Surgeons in Zurich have carried out a complex, multi-organ transplant, hospital officials said Thursday, claiming the lessons learned would benefit patients with tumours that attack multiple organs.
Two teams of surgeons at the Zurich University Hospital had carried out a live liver transplant and simultaneously transplanted large blood vessels and replaced part of the same patient's heart with regenerated tissue, the hospital said in a statement, describing the operation as a "world first".
The patient, a 22-year-old woman whose name was not given, had been diagnosed in April with a large tumour on her liver, measuring 10 centimetres in diametre.
The tumour, which was brought on by a so-called fox tapeworm infection, had attacked the liver, the vena cava—the large veins discharging blood into the right atrium of the heart —, part of the diaphragm and part of the heart, the hospital said.
At the end of September, one team of surgeons had regenerated the vena cava from a donor blood vessel, and had largely reconstructed the right atrium of the heart with regenerated tissue.

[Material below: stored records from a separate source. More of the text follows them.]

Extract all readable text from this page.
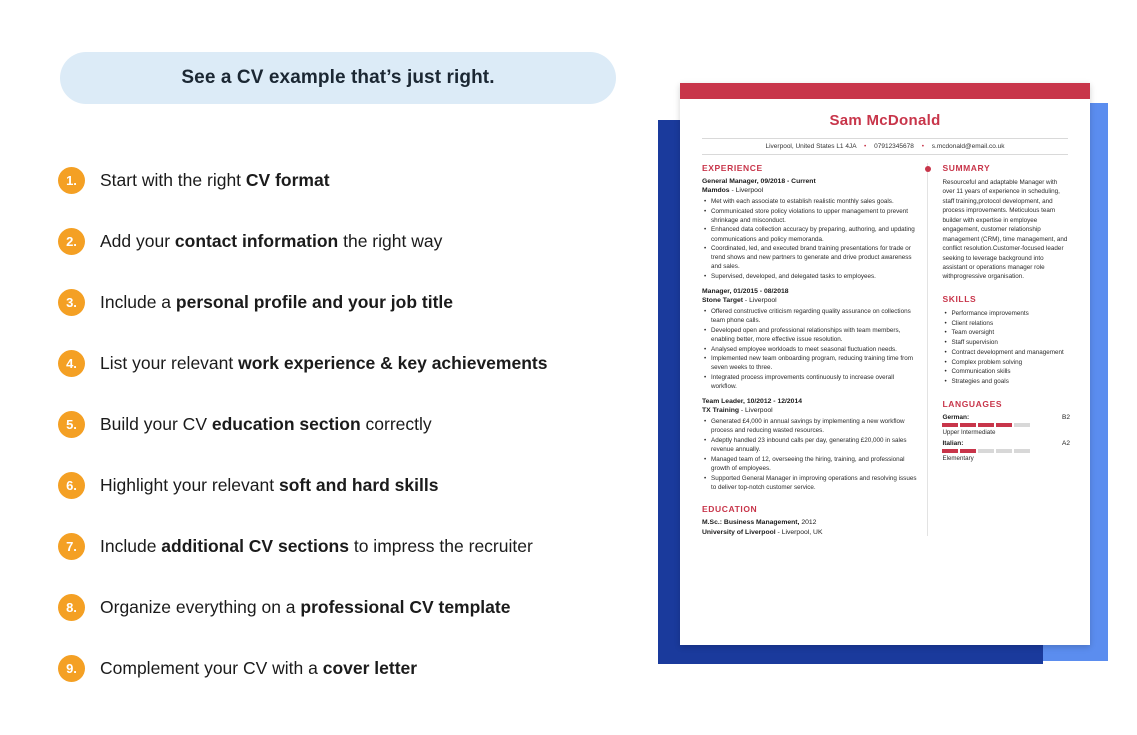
See a CV example that’s just right.
1.	Start with the right CV format
2.	Add your contact information the right way
3.	Include a personal profile and your job title
4.	List your relevant work experience & key achievements
5.	Build your CV education section correctly
6.	Highlight your relevant soft and hard skills
7.	Include additional CV sections to impress the recruiter
8.	Organize everything on a professional CV template
9.	Complement your CV with a cover letter
Sam McDonald
Liverpool, United States L1 4JA • 07912345678 • s.mcdonald@email.co.uk
EXPERIENCE
General Manager, 09/2018 - Current
Mamdos - Liverpool
• Met with each associate to establish realistic monthly sales goals.
• Communicated store policy violations to upper management to prevent shrinkage and misconduct.
• Enhanced data collection accuracy by preparing, authoring, and updating communications and policy memoranda.
• Coordinated, led, and executed brand training presentations for trade or trend shows and new partners to generate and drive product awareness and sales.
• Supervised, developed, and delegated tasks to employees.
Manager, 01/2015 - 08/2018
Stone Target - Liverpool
• Offered constructive criticism regarding quality assurance on collections team phone calls.
• Developed open and professional relationships with team members, enabling better, more effective issue resolution.
• Analysed employee workloads to meet seasonal fluctuation needs.
• Implemented new team onboarding program, reducing training time from seven weeks to three.
• Integrated process improvements continuously to increase overall workflow.
Team Leader, 10/2012 - 12/2014
TX Training - Liverpool
• Generated £4,000 in annual savings by implementing a new workflow process and reducing wasted resources.
• Adeptly handled 23 inbound calls per day, generating £20,000 in sales revenue annually.
• Managed team of 12, overseeing the hiring, training, and professional growth of employees.
• Supported General Manager in improving operations and resolving issues to deliver top-notch customer service.
EDUCATION
M.Sc.: Business Management, 2012
University of Liverpool - Liverpool, UK
SUMMARY
Resourceful and adaptable Manager with over 11 years of experience in scheduling, staff training,protocol development, and process improvements. Meticulous team builder with expertise in employee engagement, customer relationship management (CRM), time management, and conflict resolution.Customer-focused leader seeking to leverage background into assistant or operations manager role withprogressive organisation.
SKILLS
• Performance improvements
• Client relations
• Team oversight
• Staff supervision
• Contract development and management
• Complex problem solving
• Communication skills
• Strategies and goals
LANGUAGES
German:	B2
Upper Intermediate
Italian:	A2
Elementary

Simultaneously, a second team of surgeons had worked in a neighbouring operating theatre to partially remove the patient's sister's liver, and had transplanted it to the patient, the hospital said.
More than 20 specialists had taken part in the parallel operations, which lasted a total of 11 hours, according to the statement.
The patient is currently doing well and on her way to recovery, the hospital said.
"The operation has shown that the ambitious combination of a live liver transplant with a partial heart resection is possible," professor Pierre-Alain Clavien, who led the operation, said in the statement.
"Patients who have tumours that have already affected several organs could benefit in the future from what we have learned," he said.